Hyderbad, Bangalore, and now Delhi have all seen this exact version play out over the last month. Drivers were protesting reduced incomes after Uber slashed incentives and fares once it got an initial critical mass of drivers. But incredibly, these strikes aren’t an India-only phenomenon – Uber drivers have been striking across the world, often with remarkably similar demands, and remarkably similar outcomes.
Here’s a list of places where Uber drivers have gone on strike in the past two months.
Along with Delhi and Gurgaon, Uber drivers are currently on strike in Qatar. “Hundreds of Uber drivers in Qatar go on strike after price cuts,” reported Reuters today. Uber, which started operations in Doha in 2014, has in recent months cut fares by 15-20 percent for passengers amid growing competition from local firms. “If they [Uber] don’t raise fares and treat drivers better we have many other platforms we can go to. I have a family to support,” a driver said.
Just two months ago, Uber drivers had gone on strike in Paris. “Uber drivers demanding higher fares blocked roads to Paris airports,” reported the Telegraph. Uber cut the minimum fare to €5 last year, because of what the company said was heightened competition from other taxi apps. Drivers, some of whom say they earn as little as €3.75 an hour, want it raised to €8. Clashes broke out between strikers and drivers who kept working in earlier protests.
In November, Uber drivers had gone on strike in London claiming they weren’t able to make minimum wage while driving for the company. “I am working 70 to 80 hours a week, which comes out at £4 an hour which is below the minimum wage,” said Ibrahim, 30, an Uber driver for 18 months. At least 100 Uber minicabs drove at walking pace down a busy London road to highlight their plight.
Two dozen US cities
Uber drivers across “two dozen” US cities had gone on strike in November last year demanding to be paid minimum wage. “Protests are supposed to be taking places in cities such as Denver, Boston, Miami, Chicago, Los Angeles, New York City, and San Francisco,” reported Venture Beat. “Uber drivers will march in solidarity with others and aim to disrupt service, thereby highlighting to riders the important roles these service people play in daily life.”
Unhappiness over incomes is clearly something that’s not unique to Indian drivers. Uber had used a common playbook to launch across to world – give out generous fares and incentive to get drivers on its platform. These incentives were unsustainable, and Uber hoped to gradually pull them back once it had enough traction. But drivers worldwide have been reluctant to see their incomes drop, and have voiced their displeasure in no uncertain terms.

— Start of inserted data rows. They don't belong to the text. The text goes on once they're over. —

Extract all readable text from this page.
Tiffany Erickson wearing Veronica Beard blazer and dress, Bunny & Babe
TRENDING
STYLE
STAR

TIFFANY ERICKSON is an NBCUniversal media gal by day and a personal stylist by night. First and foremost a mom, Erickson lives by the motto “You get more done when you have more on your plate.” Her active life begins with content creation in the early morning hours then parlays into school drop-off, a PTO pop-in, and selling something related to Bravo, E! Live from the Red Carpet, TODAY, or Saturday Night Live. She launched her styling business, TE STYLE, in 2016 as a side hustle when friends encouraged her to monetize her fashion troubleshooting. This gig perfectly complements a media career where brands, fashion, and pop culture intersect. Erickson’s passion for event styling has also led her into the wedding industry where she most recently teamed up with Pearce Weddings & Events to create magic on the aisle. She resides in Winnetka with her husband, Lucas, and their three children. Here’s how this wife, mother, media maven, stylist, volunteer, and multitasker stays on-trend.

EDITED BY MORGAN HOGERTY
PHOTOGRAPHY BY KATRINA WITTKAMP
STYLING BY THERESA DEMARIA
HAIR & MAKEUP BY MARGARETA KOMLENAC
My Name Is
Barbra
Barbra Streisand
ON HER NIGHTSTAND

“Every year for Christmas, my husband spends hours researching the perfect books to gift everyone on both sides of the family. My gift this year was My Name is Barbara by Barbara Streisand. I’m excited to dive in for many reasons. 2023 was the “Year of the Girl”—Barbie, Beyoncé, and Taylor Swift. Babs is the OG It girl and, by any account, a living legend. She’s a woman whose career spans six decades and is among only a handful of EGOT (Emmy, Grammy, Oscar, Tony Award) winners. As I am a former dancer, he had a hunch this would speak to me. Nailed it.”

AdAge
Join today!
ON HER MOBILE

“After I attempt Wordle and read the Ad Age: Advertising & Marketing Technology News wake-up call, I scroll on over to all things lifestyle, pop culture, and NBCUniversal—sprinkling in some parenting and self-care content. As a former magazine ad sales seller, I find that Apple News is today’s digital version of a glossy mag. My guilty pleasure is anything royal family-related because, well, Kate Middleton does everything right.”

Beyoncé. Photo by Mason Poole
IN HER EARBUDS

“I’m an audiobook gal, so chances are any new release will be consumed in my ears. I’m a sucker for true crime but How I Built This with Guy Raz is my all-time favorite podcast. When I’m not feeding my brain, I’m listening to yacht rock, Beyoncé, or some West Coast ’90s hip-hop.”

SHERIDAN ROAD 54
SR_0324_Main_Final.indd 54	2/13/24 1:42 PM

Uber, for its part, has deftly managed the unrest around the world – so far. It continues to run in all the cities which have witnessed strikes, and bounced back within a week in Bangalore and Hyderabad. But it can push its luck only so much. Its driver-partners form the foundation of its $60 billion dollar empire. And them being pissed, all at once, could be an existential threat for the world’s most valuable startup.